Skeleton assembly method for Roche/454 data

NextGENe Online Help : Sequence Assembly Tool : Sequence Assembly Tool Settings : Skeleton assembly method for Roche/454 data

The Skeleton assembly method uses seed keys, which are sequences between homopolymers (three or more identical nucleotides), to look for overlap between reads. Although the average distance between homopolymers is 16 bp, much longer stretches without homopolymers can occur. (A read with a length of 256bp contains an average of 16 keywords.) When this is the case, seed keys are created between “AAT” or “TAA” sequences. By comparing reads with homopolymer sequences or AAT or TAA sequences instead of comparing at every base position, processing time is significantly decreased. The Skeleton assembly method is recommended for Roche/454 reads or any other long reads datasets with an average read length that is greater than or equal to 70 bp.

Setting	Description
Seed Key Length >= [x] Bases, <= [y] Bases	Specifies the length range for seed key sequences.
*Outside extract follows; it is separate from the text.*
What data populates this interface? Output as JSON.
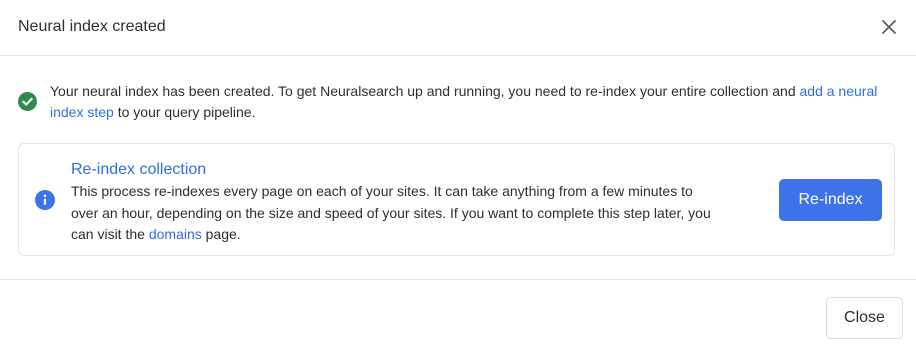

If the number of bases between homopolymers is greater than “y,” then seed keys are created between “AAT” or “TAA” sequences.
Seed Key Coverage >= [x], <= [y]	The number of reads that match a seed key must fall within this range to be used in the assembly.
Auto Estimate	Select this option to have the software estimate the seed key coverage values. Note: If this option is selected, then the two options above are unavailable. Instead, NextGENe automatically calculates these values.
Assembled Contig Length to Output >= [x] Bases	Specifies the minimum contig length that is to be included in the Assembled Sequences output file. Any contigs that contain fewer than this number of bases are saved in a shortContigs.fasta file.